The unprecedented effrontery of three Israeli diplomats

Urging Brazil not to accept Dani Dayan as Israel’s ambassador was an unforgivable act by individuals who should have known that there times when ethical behavior is more important than giving vent to your political persuasion.

Moshe_Arens_cropped-150x150By Moshe Arens

Diplomatic protocol requires that a government wishing to appoint an ambassador to another country will notify its government of the intended appointment and await that government’s agreement to the appointment. In French, which used to be the universal language of diplomacy, the practice is called “agrément.”

This procedure, which is part of the Vienna convention on diplomatic relations of 1961, probably dates back to agreements reached at the 1815 Congress of Vienna, held after the Napoleonic wars. Today it is treated as no more than a formality. One would have to search history books to find a case in which the “agrément” was not forthcoming. To the best of my knowledge, it has never happened in Israel’s diplomatic history.
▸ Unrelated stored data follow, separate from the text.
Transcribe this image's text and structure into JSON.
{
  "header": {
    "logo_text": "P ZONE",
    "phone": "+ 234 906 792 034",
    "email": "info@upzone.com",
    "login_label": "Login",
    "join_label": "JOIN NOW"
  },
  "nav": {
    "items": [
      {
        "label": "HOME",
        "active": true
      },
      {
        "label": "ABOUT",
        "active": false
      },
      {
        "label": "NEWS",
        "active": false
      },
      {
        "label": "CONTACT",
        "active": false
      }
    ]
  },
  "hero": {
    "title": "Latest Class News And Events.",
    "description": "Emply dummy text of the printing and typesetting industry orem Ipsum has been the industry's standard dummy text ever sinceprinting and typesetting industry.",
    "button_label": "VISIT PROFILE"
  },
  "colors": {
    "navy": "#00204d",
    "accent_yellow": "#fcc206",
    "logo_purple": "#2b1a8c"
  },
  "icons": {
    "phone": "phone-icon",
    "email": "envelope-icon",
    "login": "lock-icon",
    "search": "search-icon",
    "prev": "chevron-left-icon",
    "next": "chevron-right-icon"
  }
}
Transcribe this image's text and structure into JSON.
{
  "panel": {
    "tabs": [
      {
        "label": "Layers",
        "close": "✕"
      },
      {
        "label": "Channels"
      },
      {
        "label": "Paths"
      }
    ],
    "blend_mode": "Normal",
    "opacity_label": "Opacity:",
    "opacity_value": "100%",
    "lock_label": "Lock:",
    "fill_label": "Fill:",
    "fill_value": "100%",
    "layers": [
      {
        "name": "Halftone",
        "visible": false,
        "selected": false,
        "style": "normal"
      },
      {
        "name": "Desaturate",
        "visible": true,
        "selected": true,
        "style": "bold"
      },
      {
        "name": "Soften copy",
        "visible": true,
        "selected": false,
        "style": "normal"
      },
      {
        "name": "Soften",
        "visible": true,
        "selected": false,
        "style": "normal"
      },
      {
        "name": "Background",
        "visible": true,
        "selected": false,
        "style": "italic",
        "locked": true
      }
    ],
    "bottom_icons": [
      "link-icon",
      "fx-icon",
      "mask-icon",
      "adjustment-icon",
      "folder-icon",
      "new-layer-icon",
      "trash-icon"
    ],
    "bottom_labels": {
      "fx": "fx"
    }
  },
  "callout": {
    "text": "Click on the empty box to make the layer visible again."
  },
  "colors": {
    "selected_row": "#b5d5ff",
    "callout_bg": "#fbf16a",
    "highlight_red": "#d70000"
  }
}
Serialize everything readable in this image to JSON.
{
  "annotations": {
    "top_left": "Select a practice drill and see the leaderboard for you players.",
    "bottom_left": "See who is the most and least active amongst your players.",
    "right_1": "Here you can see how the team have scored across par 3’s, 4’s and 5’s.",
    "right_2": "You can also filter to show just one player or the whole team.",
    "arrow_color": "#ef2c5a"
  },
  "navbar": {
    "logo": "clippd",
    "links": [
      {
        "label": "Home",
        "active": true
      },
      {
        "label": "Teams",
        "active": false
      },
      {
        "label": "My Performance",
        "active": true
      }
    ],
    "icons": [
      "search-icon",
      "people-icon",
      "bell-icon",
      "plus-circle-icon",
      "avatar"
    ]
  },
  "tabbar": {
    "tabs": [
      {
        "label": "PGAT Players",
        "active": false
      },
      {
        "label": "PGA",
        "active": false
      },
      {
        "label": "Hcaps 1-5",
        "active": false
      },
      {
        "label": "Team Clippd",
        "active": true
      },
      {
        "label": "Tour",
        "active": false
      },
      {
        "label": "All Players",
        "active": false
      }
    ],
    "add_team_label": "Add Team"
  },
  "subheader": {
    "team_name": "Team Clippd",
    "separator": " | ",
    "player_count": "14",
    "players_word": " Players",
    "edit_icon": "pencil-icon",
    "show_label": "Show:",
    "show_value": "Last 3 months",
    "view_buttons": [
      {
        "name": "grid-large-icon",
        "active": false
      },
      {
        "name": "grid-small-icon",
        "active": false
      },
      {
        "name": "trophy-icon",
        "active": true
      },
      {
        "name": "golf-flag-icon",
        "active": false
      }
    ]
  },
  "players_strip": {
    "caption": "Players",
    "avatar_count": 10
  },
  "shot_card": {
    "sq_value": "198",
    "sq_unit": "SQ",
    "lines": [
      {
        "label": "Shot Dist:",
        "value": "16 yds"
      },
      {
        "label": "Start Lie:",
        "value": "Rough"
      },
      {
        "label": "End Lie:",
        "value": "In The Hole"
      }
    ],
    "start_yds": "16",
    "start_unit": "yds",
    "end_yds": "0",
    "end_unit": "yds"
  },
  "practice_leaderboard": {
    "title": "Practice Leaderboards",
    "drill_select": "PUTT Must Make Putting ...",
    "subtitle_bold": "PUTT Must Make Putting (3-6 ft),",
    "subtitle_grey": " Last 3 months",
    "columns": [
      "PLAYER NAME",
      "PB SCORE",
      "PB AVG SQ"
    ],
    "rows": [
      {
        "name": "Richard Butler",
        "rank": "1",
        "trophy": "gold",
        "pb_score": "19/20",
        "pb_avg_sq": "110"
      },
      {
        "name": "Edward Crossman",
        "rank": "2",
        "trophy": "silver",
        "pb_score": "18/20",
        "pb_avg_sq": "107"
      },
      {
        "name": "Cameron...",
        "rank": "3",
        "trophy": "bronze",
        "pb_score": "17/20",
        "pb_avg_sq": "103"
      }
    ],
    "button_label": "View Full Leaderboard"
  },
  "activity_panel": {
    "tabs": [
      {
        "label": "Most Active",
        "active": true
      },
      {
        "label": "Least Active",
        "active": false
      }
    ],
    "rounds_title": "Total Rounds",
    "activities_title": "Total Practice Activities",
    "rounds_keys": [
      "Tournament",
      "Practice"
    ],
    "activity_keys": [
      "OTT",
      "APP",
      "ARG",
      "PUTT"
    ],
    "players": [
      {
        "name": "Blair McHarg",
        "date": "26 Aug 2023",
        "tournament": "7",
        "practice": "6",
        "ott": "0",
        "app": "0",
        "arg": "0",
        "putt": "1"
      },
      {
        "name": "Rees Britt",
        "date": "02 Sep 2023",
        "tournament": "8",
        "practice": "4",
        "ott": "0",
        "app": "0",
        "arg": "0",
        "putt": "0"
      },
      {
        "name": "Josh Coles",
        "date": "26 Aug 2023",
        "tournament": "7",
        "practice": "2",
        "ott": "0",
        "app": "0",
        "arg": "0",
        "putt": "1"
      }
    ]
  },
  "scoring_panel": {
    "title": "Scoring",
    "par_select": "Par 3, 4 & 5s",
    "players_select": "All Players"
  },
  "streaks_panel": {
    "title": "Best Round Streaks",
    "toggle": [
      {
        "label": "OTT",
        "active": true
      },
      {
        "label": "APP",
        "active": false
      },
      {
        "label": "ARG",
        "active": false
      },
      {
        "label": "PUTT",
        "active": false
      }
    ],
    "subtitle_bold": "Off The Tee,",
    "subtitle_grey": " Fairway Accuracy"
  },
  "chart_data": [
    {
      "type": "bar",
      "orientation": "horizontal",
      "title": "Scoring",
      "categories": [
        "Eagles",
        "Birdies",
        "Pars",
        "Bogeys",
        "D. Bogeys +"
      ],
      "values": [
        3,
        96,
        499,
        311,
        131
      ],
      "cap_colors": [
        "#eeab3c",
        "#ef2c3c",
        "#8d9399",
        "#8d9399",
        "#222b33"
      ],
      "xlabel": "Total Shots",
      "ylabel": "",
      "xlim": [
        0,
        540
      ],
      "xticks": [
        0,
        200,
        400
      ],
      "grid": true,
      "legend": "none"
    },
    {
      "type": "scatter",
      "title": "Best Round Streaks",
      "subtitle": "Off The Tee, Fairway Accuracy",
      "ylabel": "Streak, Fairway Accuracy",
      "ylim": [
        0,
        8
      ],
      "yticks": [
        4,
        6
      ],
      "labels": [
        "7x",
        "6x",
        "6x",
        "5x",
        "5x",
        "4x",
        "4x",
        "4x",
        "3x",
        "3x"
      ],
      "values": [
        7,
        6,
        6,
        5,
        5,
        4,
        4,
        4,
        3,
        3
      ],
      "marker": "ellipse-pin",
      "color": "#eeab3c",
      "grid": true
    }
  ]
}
But last week, three former Israeli ambassadors attempted to make diplomatic history, by urging the Brazilian government not to give its “agrément” to the decision of the Israeli government to appoint Dani Dayan as Israel’s ambassador to Brazil. This unprecedented effrontery was committed by three former Israeli ambassadors, one of whom had been a political appointee while the two others are former Israeli career diplomats. One of the two, believe it or not, served in the past as director-general of the foreign ministry.

The act of all three is unforgivable and it can be assumed that, whether they like it or not, it will become an integral part of their curriculum vitae for many years to come. It is completely incomprehensible in the case of the two who were career diplomats in the Israeli foreign service, who must have learned, and thereafter taught others, that the task of the professional diplomat is to represent the Israeli government to the best of his ability, regardless of his own political opinions.

They surely knew, on entering the foreign service, that the government would change during the course of their careers, Israel being a democracy. At times they would be called on to represent a government for which they voted and at other times they would have to represent a government that they voted against. In both cases, it is incumbent on them to do so to the best of their abilities. The one who was a political appointee to the post of ambassador should also have known, surely, that urging a foreign government to reject an ambassador appointed by the Israeli government is unethical, to say the least.

I have had the opportunity to serve as Israel’s foreign minister and have appointed a number of ambassadors to represent Israel in foreign lands. In the case of career members of the foreign service, I never inquired as to their political views, feeling certain that they would do their best to represent Israel and the Israeli government, and chose them solely on the basis of their abilities.

I used the quota available to the foreign minister for making political appointments. Thus, I appointed Zalman Shoval to be our ambassador in Washington, where he did an excellent job, continuing even after Yitzhak Rabin was elected prime minister. I also inherited a political appointee from Shimon Peres, who was my predecessor as foreign minister: Shimon Shamir, who was Israel’s ambassador in Cairo.

When I became foreign minister, as is appropriate in such a case, Shamir offered his resignation, which I refused to accept. He continued doing an excellent job representing Israel in Egypt during a difficult time. These are examples of the behavior we expect from our ambassadors. There are times when ethical behavior is more important than giving vent to your political persuasion.

As for Dani Dayan, all Israelis, regardless of their political persuasion, can support his appointment as Israel’s ambassador in Brazil. It is an important position; Brazil is one of the 10 most important countries in the world and Dayan has all the qualifications needed to represent not only the present government but all of Israel there.